O presidente de Ruanda, Paul Kagame, expressou sua concordância com as autoridades dos Estados Unidos sobre a urgência de um cessar-fogo na região leste da República Democrática do Congo (RDC). No entanto, não deu indícios de estar disposto a atender aos pedidos para a retirada das tropas ruandesas e dos rebeldes do M23, que recebem apoio do país, de Goma. Os insurgentes avançaram em direção a Goma, a principal cidade do leste da RDC, na segunda-feira, em uma das mais graves escaladas de um conflito que perdura há mais de uma década, resultando em hospitais lotados de pacientes feridos por balas, explosivos e fragmentos.

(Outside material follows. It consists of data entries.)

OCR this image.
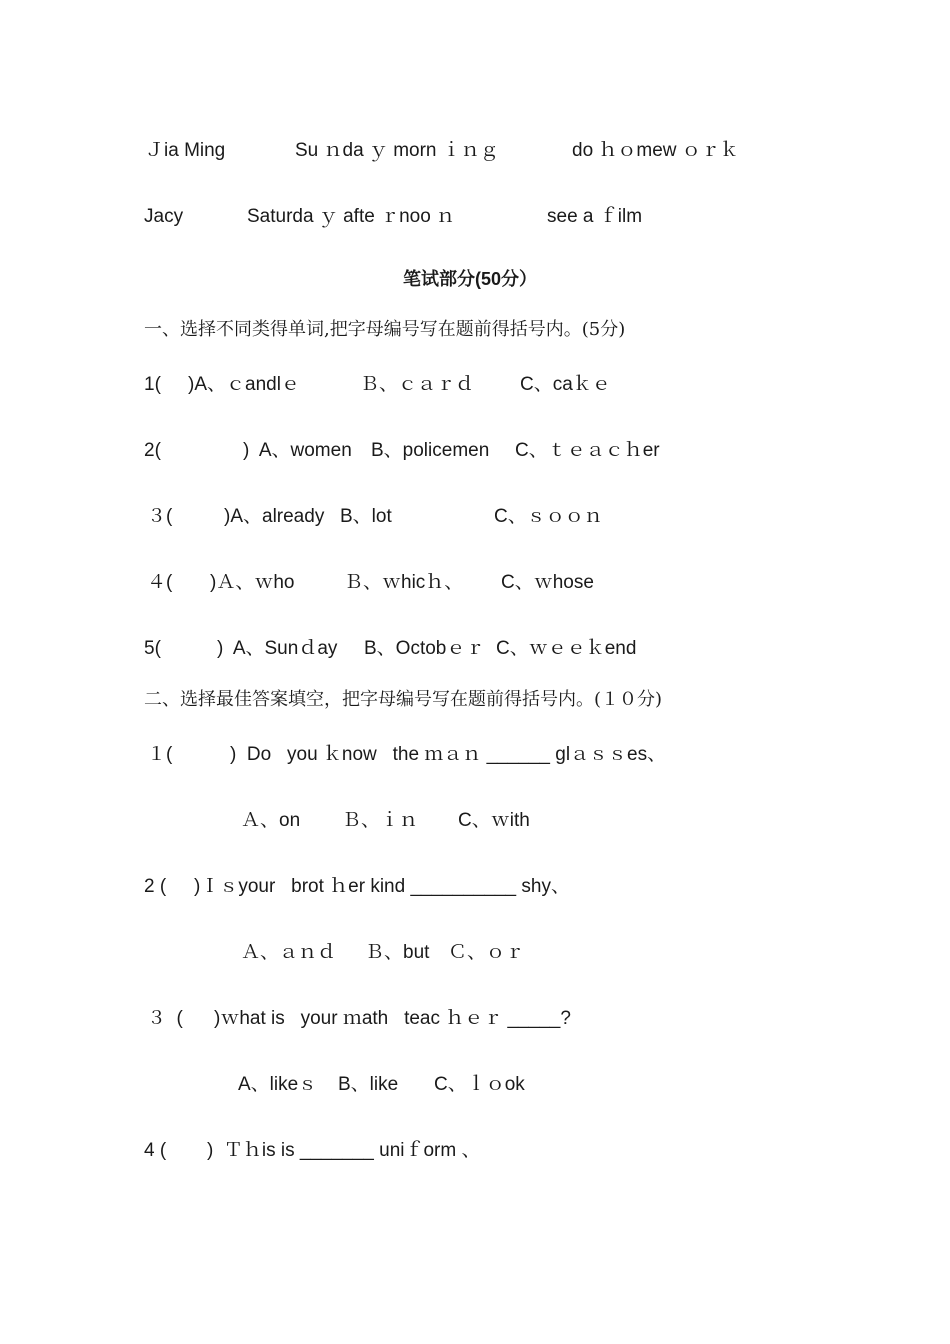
Ｊia Ming	Su ｎda ｙ morn ｉｎｇ	do ｈｏmew ｏｒｋ
Jacy	Saturda ｙ afte ｒnoo ｎ	see a ｆilm
笔试部分(50分）
一、选择不同类得单词,把字母编号写在题前得括号内。(5分)
1( )A、ｃandlｅ	Ｂ、ｃａｒｄ C、caｋｅ
2(	)  A、women B、policemen C、ｔｅａｃｈer
３(	)A、already B、lot	C、ｓｏｏｎ
４( )Ａ、ｗho	Ｂ、ｗhicｈ、 C、ｗhose
5(	)  A、Sunｄay B、Octobｅｒ C、ｗｅｅｋend
二、选择最佳答案填空，把字母编号写在题前得括号内。(１０分)
１(	)  Do   you ｋnow   the ｍａｎ ______ glａｓｓes、
Ａ、on Ｂ、ｉｎ C、ｗith
2 ( )Ｉｓyour   brot ｈer kind __________ shy、
Ａ、ａｎｄ Ｂ、but Ｃ、ｏｒ
３  ( )ｗhat is   your ｍath   teac ｈｅｒ _____?
A、likeｓ B、like C、ｌｏok
4 ( )  Ｔｈis is _______ uniｆorm 、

Os Estados Unidos solicitaram ao Conselho de Segurança das Nações Unidas na terça-feira que considerasse a adoção de medidas ainda não especificadas para interromper a ofensiva rebelde, que já forçou dezenas de milhares de pessoas a abandonar suas residências. O Conselho conta com autoridade para impor sanções.
Na cidade de Goma, localizada na província de Kivu do Norte, ocorreram saques em lojas e residências. Após vários dias de confrontos intensos, a situação na cidade estava, em grande parte, tranquila na quarta-feira, com algumas disparos isolados, conforme contado por moradores locais. “Tive uma conversa produtiva com o Secretário [de Estado Marco] Rubio sobre a necessidade de um cessar-fogo no leste da RDC e sobre como abordar as causas históricas do conflito de forma definitiva”, relatou Kagame em uma postagem.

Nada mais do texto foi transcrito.